Faculty Profile

Adeline Soldin

Associate Professor of French and Francophone Studies (2015)

Contact Information

soldina@dickinson.edu

Bosler Hall Room M7

Bio

Adeline Soldin’s scholarship focuses on textual, sexual and social transgressions in France’s long 19th-Century. She is currently revising her monograph, "Snobs, Inverts, and Jews: Performing and Subverting Identity in Proust's la Recherche.” Her work has appeared in French Studies, MLN, and the The French Review, among other journals. Her research and teaching interests include women’s, gender, and sexuality studies; performance theory; visual culture; food studies; and modernism.

Education

  • B.A., University of North Carolina-Chapel Hill, 2002
  • M.A., Middlebury College in Paris, 2005
  • Ph.D., Boston University, 2014

2023-2024 Academic Year

Fall 2023

FREN 102 Elementary French
Complete first-year course. Intensive study of the fundamentals of French grammar, with special attention given to pronunciation and oral expression. Cultural readings in the context of language acquisition.Prerequisite: 101 or the equivalent.

FREN 232 Professional French
This course prepares students for professional work in a Francophone context. Students will learn about the job search and application process as well as cultural norms and practices in Francophone workplaces. Emphasis is placed on developing professional communication and intercultural skills specific to professional contexts. As a WID class, this course develops students’ written expression with a focus on professional genres such as CVs and cover letters, publicity, memoranda, and business proposals. It further advances students’ linguistic and intercultural proficiency by teaching them how to use specialized vocabulary and appropriate registers to conduct business in French and Francophone working environments. Students will learn about different types of organizations from various sectors of the economy, preparing them for work in a range of fields. This course also contains experiential learning components that develop oral communication including interaction with francophone companies and institutions and mock job interviews.Prerequisite: FREN 202 or equivalent.

FREN 301 Food, France, & Cultural Iden
This course examines the past, present and future of French food culture while attending to a multitude of intersections, including gender, race, class, and sustainability. This course investigates France's epicurean traditions and agricultural systems to understand the complex relationships among gastronomic practices, food and farming industries, and French identity. An inquiry of this type must consider numerous questions relating to the sustainability and/or development of traditions, values, systems, and resources.
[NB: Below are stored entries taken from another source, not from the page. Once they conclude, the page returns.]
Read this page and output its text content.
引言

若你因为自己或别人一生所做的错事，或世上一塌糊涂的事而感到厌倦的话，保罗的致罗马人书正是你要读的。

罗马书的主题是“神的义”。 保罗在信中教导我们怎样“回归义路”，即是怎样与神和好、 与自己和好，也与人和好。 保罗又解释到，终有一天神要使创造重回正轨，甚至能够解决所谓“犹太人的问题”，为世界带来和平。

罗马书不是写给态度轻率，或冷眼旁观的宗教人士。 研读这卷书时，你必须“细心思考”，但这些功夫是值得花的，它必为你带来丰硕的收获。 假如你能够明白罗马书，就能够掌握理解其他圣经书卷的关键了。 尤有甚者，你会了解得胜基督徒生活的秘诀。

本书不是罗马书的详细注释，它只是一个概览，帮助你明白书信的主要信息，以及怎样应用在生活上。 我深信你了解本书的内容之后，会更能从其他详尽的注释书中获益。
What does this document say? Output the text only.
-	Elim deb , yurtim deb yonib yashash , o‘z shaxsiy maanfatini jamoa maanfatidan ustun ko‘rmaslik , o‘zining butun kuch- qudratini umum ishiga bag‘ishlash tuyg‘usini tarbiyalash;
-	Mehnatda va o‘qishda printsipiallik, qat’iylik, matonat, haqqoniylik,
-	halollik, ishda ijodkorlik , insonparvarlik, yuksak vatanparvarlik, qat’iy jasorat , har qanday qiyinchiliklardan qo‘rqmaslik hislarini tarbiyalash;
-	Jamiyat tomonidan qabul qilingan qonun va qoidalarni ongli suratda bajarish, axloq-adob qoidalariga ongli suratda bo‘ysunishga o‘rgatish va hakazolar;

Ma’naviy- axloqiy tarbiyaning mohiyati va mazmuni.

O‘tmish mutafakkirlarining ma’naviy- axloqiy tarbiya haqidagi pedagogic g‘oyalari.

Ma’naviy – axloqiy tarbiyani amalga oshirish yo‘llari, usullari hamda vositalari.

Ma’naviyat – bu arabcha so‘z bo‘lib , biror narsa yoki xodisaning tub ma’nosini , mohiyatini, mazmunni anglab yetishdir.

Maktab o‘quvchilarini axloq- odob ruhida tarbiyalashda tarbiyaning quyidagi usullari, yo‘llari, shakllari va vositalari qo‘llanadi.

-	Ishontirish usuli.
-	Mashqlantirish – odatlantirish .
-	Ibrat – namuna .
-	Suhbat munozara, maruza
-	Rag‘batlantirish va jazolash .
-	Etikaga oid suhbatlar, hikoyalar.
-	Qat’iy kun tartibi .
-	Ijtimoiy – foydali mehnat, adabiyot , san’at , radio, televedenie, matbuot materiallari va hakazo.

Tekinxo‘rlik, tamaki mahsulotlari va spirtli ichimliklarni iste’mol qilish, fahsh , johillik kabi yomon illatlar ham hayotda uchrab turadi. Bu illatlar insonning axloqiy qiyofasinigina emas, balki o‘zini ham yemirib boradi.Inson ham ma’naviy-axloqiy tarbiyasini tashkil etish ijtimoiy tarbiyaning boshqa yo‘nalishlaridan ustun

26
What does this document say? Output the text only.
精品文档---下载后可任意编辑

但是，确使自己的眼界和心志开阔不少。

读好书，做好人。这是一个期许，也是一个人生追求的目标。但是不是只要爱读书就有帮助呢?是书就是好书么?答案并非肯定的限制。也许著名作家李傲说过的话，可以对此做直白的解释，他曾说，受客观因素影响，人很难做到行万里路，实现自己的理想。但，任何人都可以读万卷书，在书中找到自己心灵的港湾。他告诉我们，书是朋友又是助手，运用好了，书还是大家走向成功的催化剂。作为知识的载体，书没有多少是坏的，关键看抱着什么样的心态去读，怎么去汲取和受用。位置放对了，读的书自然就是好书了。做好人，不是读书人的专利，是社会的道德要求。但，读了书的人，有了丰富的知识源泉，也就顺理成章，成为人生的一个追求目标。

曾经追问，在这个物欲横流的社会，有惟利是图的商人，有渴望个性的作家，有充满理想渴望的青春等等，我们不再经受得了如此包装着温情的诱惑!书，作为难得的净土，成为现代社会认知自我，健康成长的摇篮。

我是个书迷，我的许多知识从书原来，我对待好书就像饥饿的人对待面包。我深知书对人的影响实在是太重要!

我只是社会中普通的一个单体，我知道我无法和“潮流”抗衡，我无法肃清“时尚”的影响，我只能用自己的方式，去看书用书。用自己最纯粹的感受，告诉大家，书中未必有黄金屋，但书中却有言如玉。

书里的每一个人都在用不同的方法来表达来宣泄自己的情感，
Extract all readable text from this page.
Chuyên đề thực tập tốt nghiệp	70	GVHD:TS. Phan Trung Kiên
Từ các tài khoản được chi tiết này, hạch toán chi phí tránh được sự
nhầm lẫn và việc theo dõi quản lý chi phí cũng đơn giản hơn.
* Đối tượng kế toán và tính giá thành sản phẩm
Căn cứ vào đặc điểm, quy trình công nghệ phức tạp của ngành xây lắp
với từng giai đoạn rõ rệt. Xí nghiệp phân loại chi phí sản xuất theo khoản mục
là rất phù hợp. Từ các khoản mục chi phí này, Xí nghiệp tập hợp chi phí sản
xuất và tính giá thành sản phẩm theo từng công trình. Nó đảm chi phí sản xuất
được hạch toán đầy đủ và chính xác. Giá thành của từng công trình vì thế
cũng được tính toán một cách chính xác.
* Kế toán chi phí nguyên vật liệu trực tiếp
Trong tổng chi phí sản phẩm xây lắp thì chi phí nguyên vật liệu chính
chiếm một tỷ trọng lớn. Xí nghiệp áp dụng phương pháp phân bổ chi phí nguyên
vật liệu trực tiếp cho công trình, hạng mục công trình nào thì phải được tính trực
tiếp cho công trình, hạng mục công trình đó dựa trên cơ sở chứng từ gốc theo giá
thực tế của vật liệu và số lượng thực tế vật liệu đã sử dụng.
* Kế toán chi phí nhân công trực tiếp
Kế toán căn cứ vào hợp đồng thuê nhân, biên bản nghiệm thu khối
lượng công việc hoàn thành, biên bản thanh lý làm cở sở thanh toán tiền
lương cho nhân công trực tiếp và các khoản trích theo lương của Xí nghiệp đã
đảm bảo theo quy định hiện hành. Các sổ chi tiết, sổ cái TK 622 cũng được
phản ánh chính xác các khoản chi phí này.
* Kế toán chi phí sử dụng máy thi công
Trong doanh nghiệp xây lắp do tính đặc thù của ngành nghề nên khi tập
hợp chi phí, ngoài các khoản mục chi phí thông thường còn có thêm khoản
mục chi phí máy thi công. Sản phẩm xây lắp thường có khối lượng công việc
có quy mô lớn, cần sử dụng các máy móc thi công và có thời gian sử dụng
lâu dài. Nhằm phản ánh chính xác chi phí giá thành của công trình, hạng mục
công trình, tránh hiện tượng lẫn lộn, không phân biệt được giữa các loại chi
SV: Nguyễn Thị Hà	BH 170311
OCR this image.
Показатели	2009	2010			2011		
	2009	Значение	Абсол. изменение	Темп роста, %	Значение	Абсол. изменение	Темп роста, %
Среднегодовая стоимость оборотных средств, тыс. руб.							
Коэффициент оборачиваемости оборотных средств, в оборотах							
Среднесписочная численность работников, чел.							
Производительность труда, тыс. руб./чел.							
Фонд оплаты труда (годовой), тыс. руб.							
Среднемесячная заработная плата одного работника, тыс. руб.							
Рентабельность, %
Moreover, students will be asked to reflect on their own culinary customs as well as the agro-business systems of their native countries and the globalized world. Through intercultural analysis, students will learn about how a region's food habits and ideologies relate to and affect the environmental, socio- economic, and health concerns of its inhabitants. Prerequisite: FREN 231 or 232

FREN 500 Independent Study

Spring 2024

FDST 401 Capstone Seminar
This capstone seminar builds on the introductory Food Studies course (FDST 201). It requires students to reflect, synthesize, and apply knowledge gained through their academic coursework and experiential learning experiences. A substantive, reflective piece which could take many forms will be required. Students will work collaboratively to organize a symposium, performance, event, or other public presentation of their work. In order to register for FDST 401, students must have completed FDST 201 and at least 3 of the four electives, along with the experiential learning component. The latter may be taken simultaneously with FDST 401.Prerequisite: FDST 201, at least three of the four electives, and the experiential component which can be take simultaneously with FDST 401.